While Gosselin was a star in Juniors (literally a First Team All-Star in the LHJMQ), and an Olympian with Team Canada at the 1984 Sarajevo Games, that is pretty much where the comparisons with Roy stop; Gosselin was, for a time, one of the best back-ups in the league, but his one season as a starter was the first of many terrible years for the Nordiques - the first time in eight seasons the club missed the playoffs. Roy was winning Vezinas and Jennings trophies in the meantime.
As the Nordiques went through a rough rebuild, they traded away such legends as Peter Stastny and Michel Goulet to make room for the next guard; Gosselin was part of the purge. He would move on with the Wayne Gretzky-led Los Angeles Kings, earning his first win in his first game, which happened to be the one where Gretzky tied and beat Gordie Howe's 1850 career points record, scoring the overtime winner in a 7-6 contest.Gosselin also managed to lose a game that season without even having surrendered a goal, as starting goalie Kelly Hrudey had been taken out of the game and Gosselin himself pulled for an extra skater, except the Edmonton Oilers scored what ended up being the winning goal while he was on the bench (the Kings scored another one to get within one, but couldn't tie the game).
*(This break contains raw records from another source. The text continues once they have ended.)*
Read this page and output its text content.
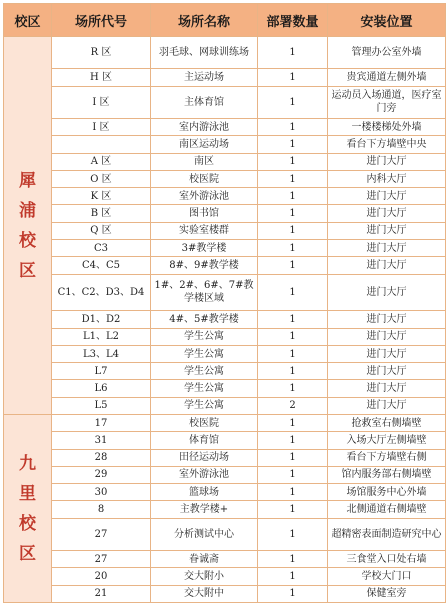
校区	场所代号	场所名称	部署数量	安装位置

犀
浦
校
区	R 区	羽毛球、网球训练场	1	管理办公室外墙
	H 区	主运动场	1	贵宾通道左侧外墙
	I 区	主体育馆	1	运动员入场通道，医疗室门旁
	I 区	室内游泳池	1	一楼楼梯处外墙
		南区运动场	1	看台下方墙壁中央
	A 区	南区	1	进门大厅
	O 区	校医院	1	内科大厅
	K 区	室外游泳池	1	进门大厅
	B 区	图书馆	1	进门大厅
	Q 区	实验室楼群	1	进门大厅
	C3	3#教学楼	1	进门大厅
	C4、C5	8#、9#教学楼	1	进门大厅
	C1、C2、D3、D4	1#、2#、6#、7#教学楼区域	1	进门大厅
	D1、D2	4#、5#教学楼	1	进门大厅
	L1、L2	学生公寓	1	进门大厅
	L3、L4	学生公寓	1	进门大厅
	L7	学生公寓	1	进门大厅
	L6	学生公寓	1	进门大厅
	L5	学生公寓	2	进门大厅

九
里
校
区	17	校医院	1	抢救室右侧墙壁
	31	体育馆	1	入场大厅左侧墙壁
	28	田径运动场	1	看台下方墙壁右侧
	29	室外游泳池	1	馆内服务部右侧墙壁
	30	篮球场	1	场馆服务中心外墙
	8	主教学楼+	1	北侧通道右侧墙壁
	27	分析测试中心	1	超精密表面制造研究中心
	27	眷诚斋	1	三食堂入口处右墙
	20	交大附小	1	学校大门口
	21	交大附中	1	保健室旁
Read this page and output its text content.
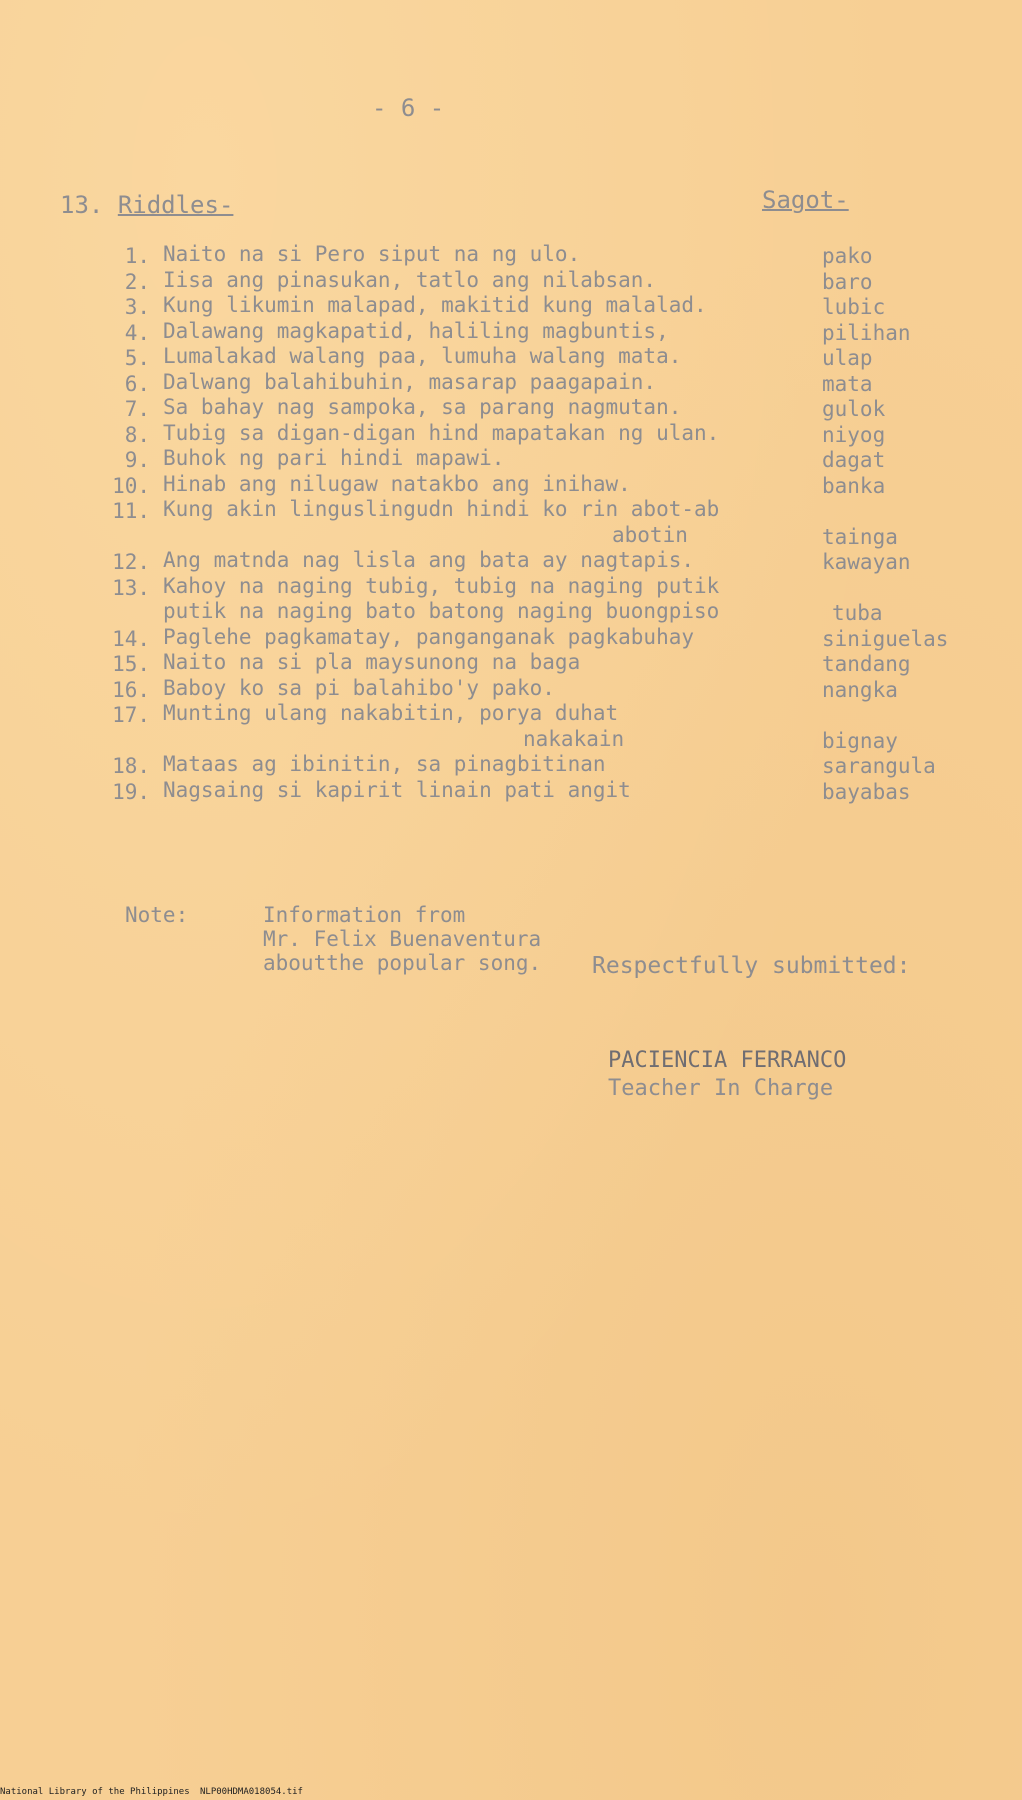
- 6 -
13. Riddles-	Sagot-
1. Naito na si Pero siput na ng ulo.	pako
2. Iisa ang pinasukan, tatlo ang nilabsan.	baro
3. Kung likumin malapad, makitid kung malalad.	lubic
4. Dalawang magkapatid, haliling magbuntis,	pilihan
5. Lumalakad walang paa, lumuha walang mata.	ulap
6. Dalwang balahibuhin, masarap paagapain.	mata
7. Sa bahay nag sampoka, sa parang nagmutan.	gulok
8. Tubig sa digan-digan hind mapatakan ng ulan.	niyog
9. Buhok ng pari hindi mapawi.	dagat
10. Hinab ang nilugaw natakbo ang inihaw.	banka
11. Kung akin linguslingudn hindi ko rin abot-ab
abotin	tainga
12. Ang matnda nag lisla ang bata ay nagtapis.	kawayan
13. Kahoy na naging tubig, tubig na naging putik
putik na naging bato batong naging buongpiso	tuba
14. Paglehe pagkamatay, panganganak pagkabuhay	siniguelas
15. Naito na si pla maysunong na baga	tandang
16. Baboy ko sa pi balahibo'y pako.	nangka
17. Munting ulang nakabitin, porya duhat
nakakain	bignay
18. Mataas ag ibinitin, sa pinagbitinan	sarangula
19. Nagsaing si kapirit linain pati angit	bayabas
Note:	Information from
Mr. Felix Buenaventura
aboutthe popular song. Respectfully submitted:
PACIENCIA FERRANCO
Teacher In Charge
National Library of the Philippines NLP00HDMA018054.tif
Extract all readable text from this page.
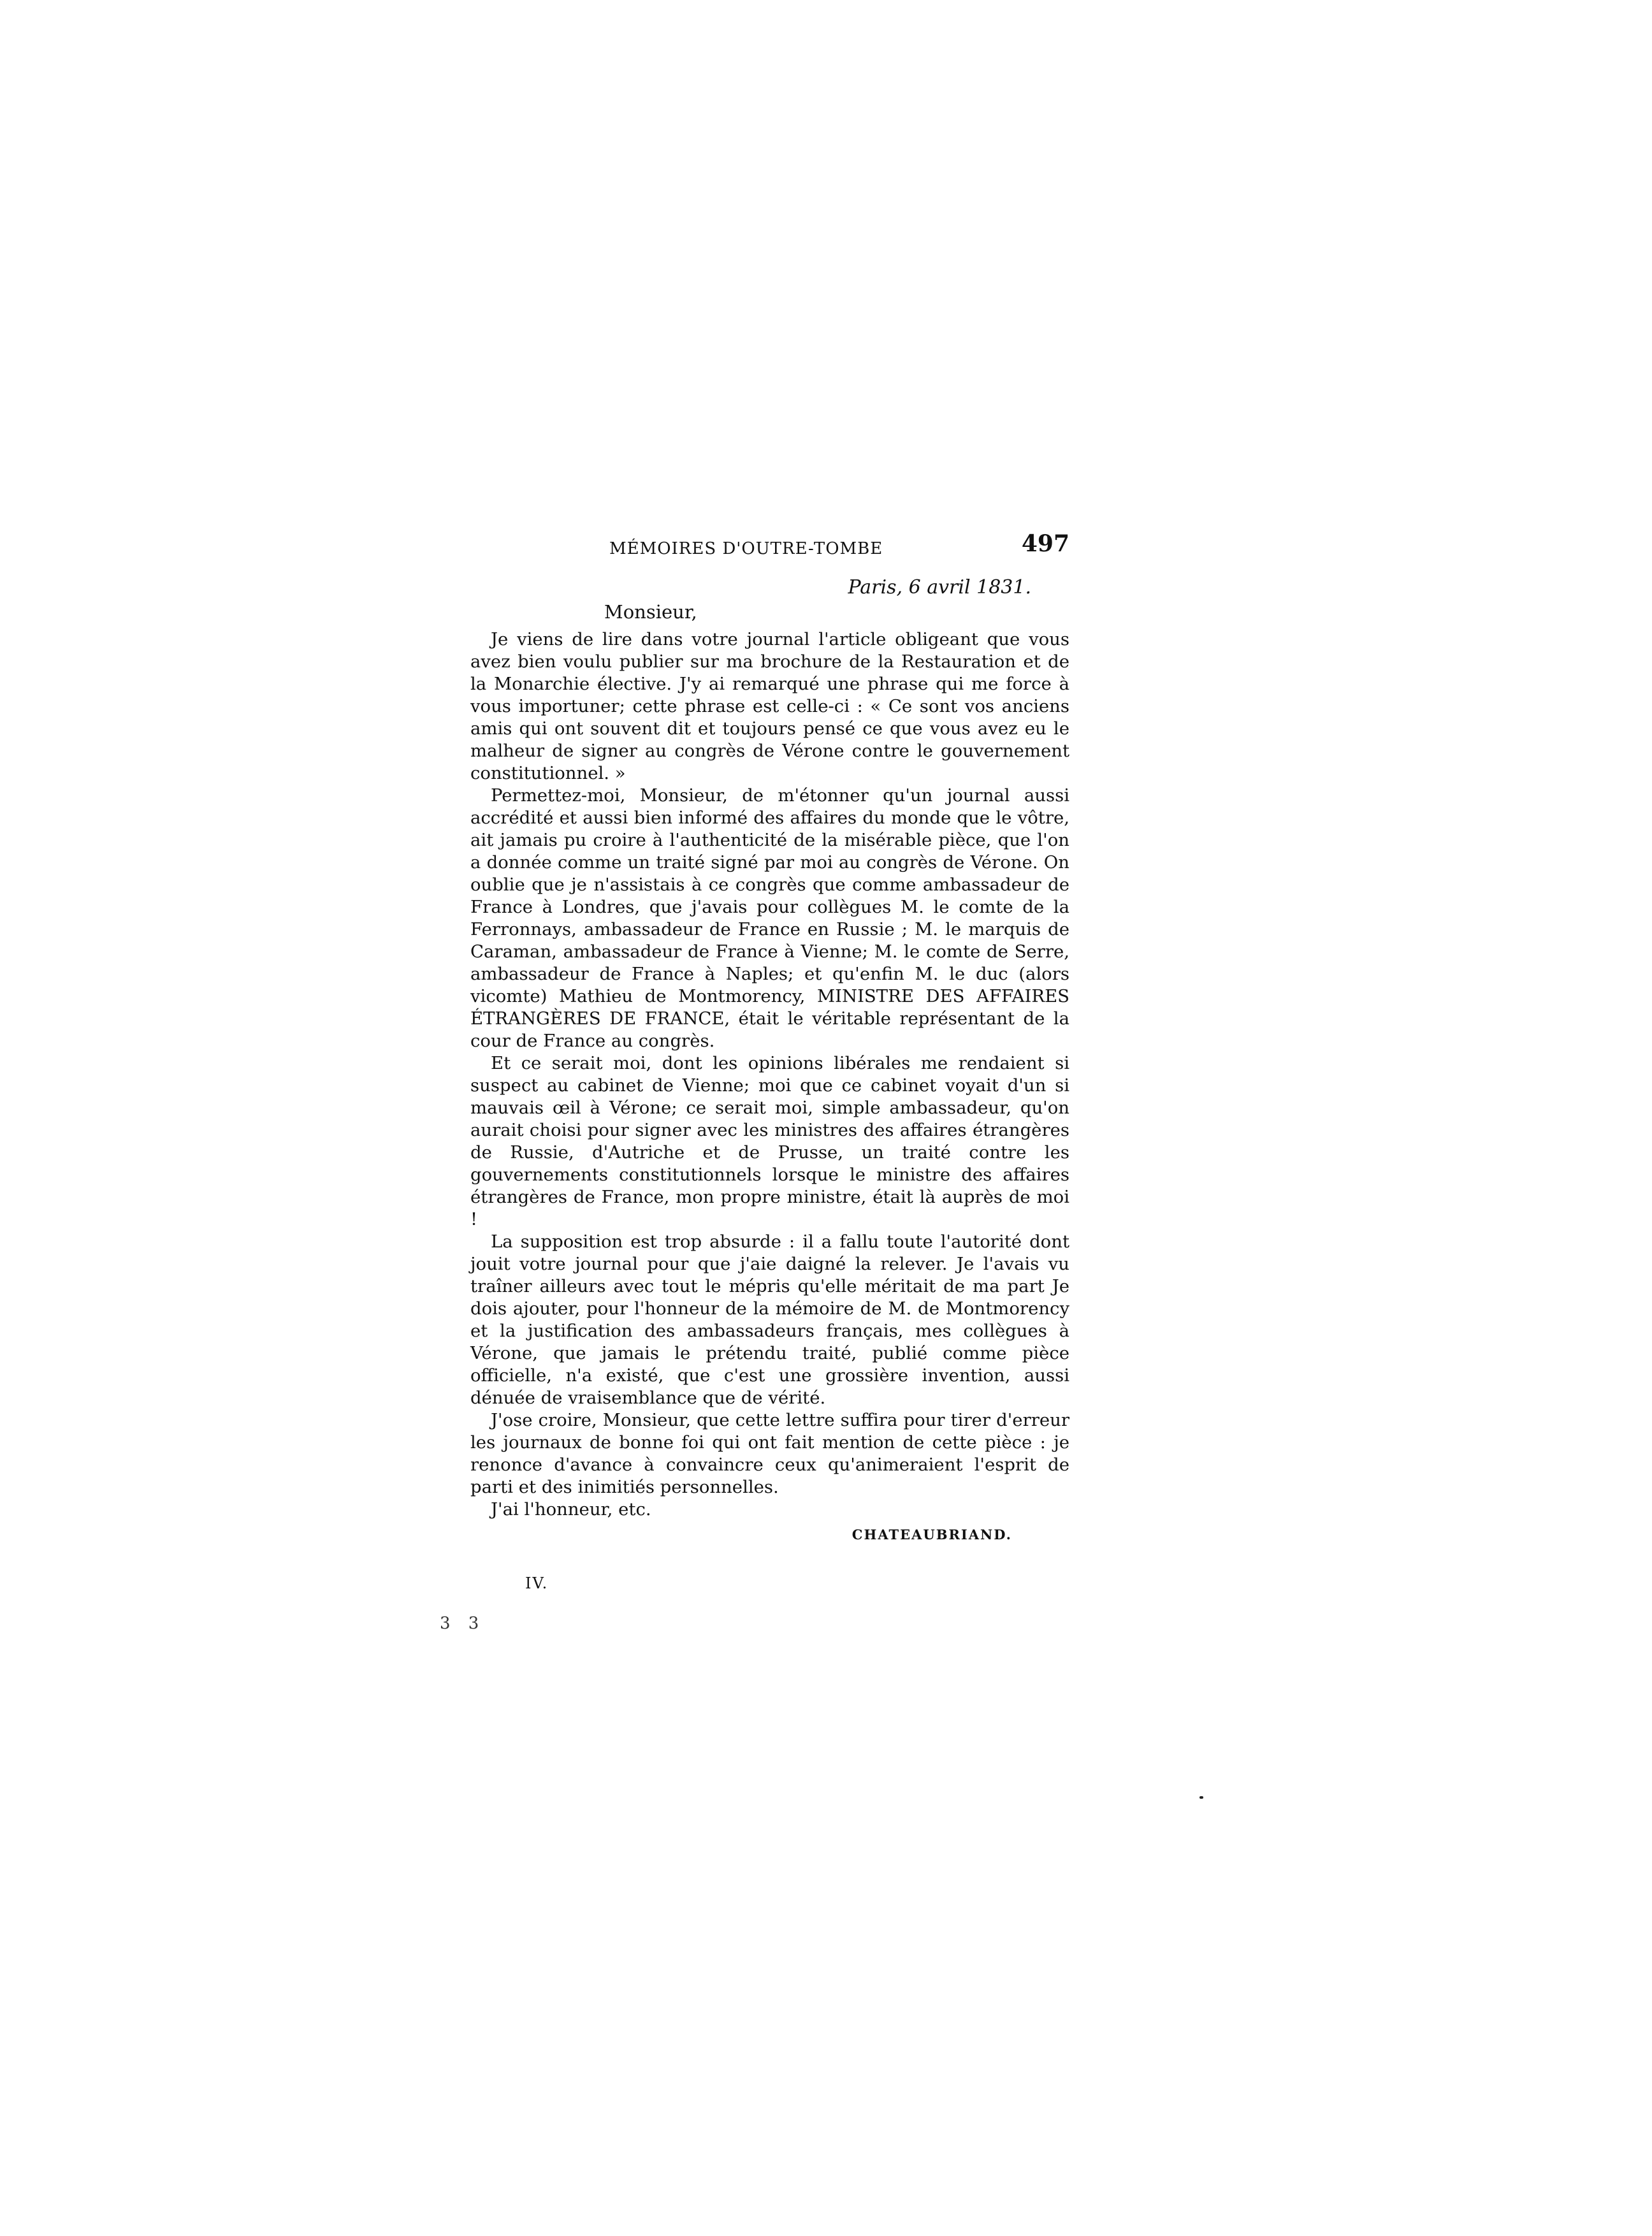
MÉMOIRES D'OUTRE-TOMBE	497
Paris, 6 avril 1831.
Monsieur,

Je viens de lire dans votre journal l'article obligeant que vous avez bien voulu publier sur ma brochure de la Restauration et de la Monarchie élective. J'y ai remarqué une phrase qui me force à vous importuner; cette phrase est celle-ci : « Ce sont vos anciens amis qui ont souvent dit et toujours pensé ce que vous avez eu le malheur de signer au congrès de Vérone contre le gouvernement constitutionnel. »

Permettez-moi, Monsieur, de m'étonner qu'un journal aussi accrédité et aussi bien informé des affaires du monde que le vôtre, ait jamais pu croire à l'authenticité de la misérable pièce, que l'on a donnée comme un traité signé par moi au congrès de Vérone. On oublie que je n'assistais à ce congrès que comme ambassadeur de France à Londres, que j'avais pour collègues M. le comte de la Ferronnays, ambassadeur de France en Russie ; M. le marquis de Caraman, ambassadeur de France à Vienne; M. le comte de Serre, ambassadeur de France à Naples; et qu'enfin M. le duc (alors vicomte) Mathieu de Montmorency, MINISTRE DES AFFAIRES ÉTRANGÈRES DE FRANCE, était le véritable représentant de la cour de France au congrès.

Et ce serait moi, dont les opinions libérales me rendaient si suspect au cabinet de Vienne; moi que ce cabinet voyait d'un si mauvais œil à Vérone; ce serait moi, simple ambassadeur, qu'on aurait choisi pour signer avec les ministres des affaires étrangères de Russie, d'Autriche et de Prusse, un traité contre les gouvernements constitutionnels lorsque le ministre des affaires étrangères de France, mon propre ministre, était là auprès de moi !

La supposition est trop absurde : il a fallu toute l'autorité dont jouit votre journal pour que j'aie daigné la relever. Je l'avais vu traîner ailleurs avec tout le mépris qu'elle méritait de ma part Je dois ajouter, pour l'honneur de la mémoire de M. de Montmorency et la justification des ambassadeurs français, mes collègues à Vérone, que jamais le prétendu traité, publié comme pièce officielle, n'a existé, que c'est une grossière invention, aussi dénuée de vraisemblance que de vérité.

J'ose croire, Monsieur, que cette lettre suffira pour tirer d'erreur les journaux de bonne foi qui ont fait mention de cette pièce : je renonce d'avance à convaincre ceux qu'animeraient l'esprit de parti et des inimitiés personnelles.

J'ai l'honneur, etc.

CHATEAUBRIAND.
IV.
3 3
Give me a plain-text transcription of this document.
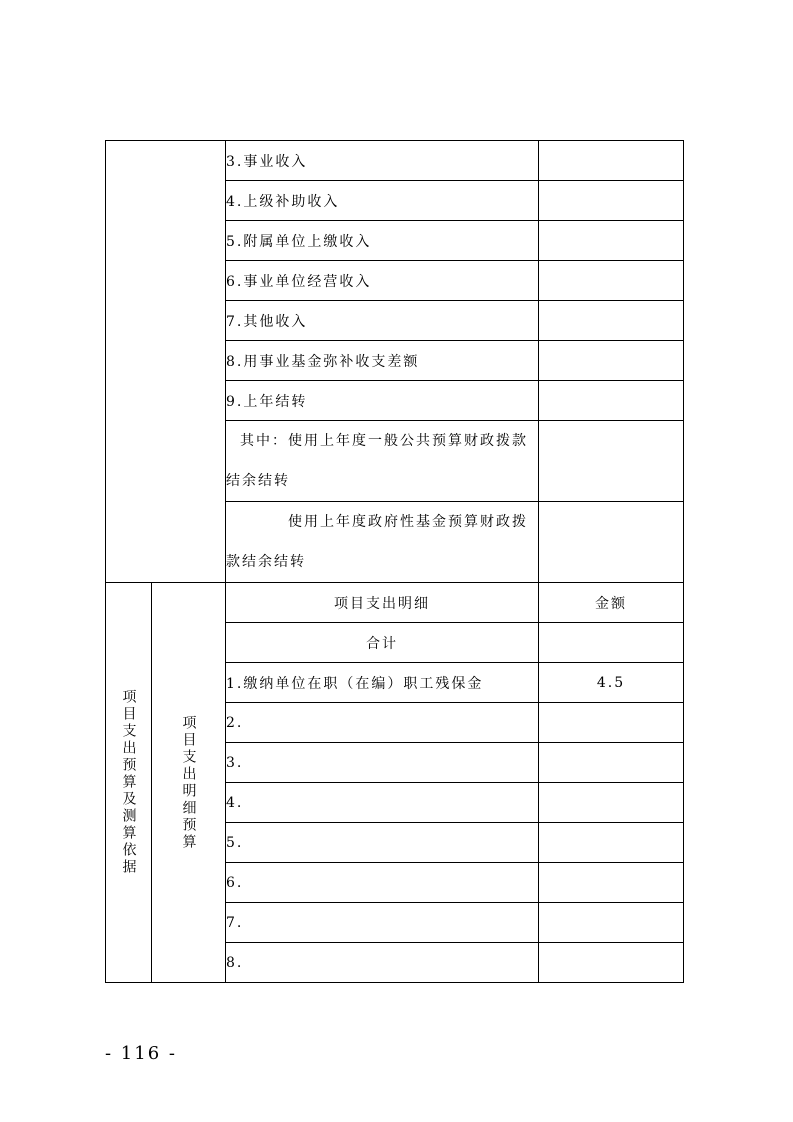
		3.事业收入	
		4.上级补助收入	
		5.附属单位上缴收入	
		6.事业单位经营收入	
		7.其他收入	
		8.用事业基金弥补收支差额	
		9.上年结转	
		其中：使用上年度一般公共预算财政拨款结余结转	
		使用上年度政府性基金预算财政拨款结余结转	

项目支出预算及测算依据	项目支出明细预算	项目支出明细	金额
		合计	
		1.缴纳单位在职（在编）职工残保金	4.5
		2.	
		3.	
		4.	
		5.	
		6.	
		7.	
		8.	
- 116 -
After stints in minor leagues with the Phoenix Roadrunners and Springfield Indians, Gosselin got another chance in the NHL, this time with the Hartford Whalers, a team he'd beaten in two playoff series while playing for Québec. It was the Sean Burke/Frank Pietrangelo era in Hartford, however, and Gosselin was relegated to third-string duties.
Still, he'll always be one of the proud bearers of #33 in my Nation's Capital, as can be attested by these two cards, showing him wearing the Nordiques blue (away) uniform, possibly my favourite hockey jersey of all time:
The card on the left is #250 from O-Pee-Chee's 1987-88 O-Pee-Chee set, while the one on the right is #173 from OPC's1988-89 O-Pee-Chee collection. He signed both for me in black sharpie in the 1990s, when he was just contemplating opening a hockey school (he runs it now, pretty much as a part-time job) and I was finding my own game, navigating through Juniors and national team programs.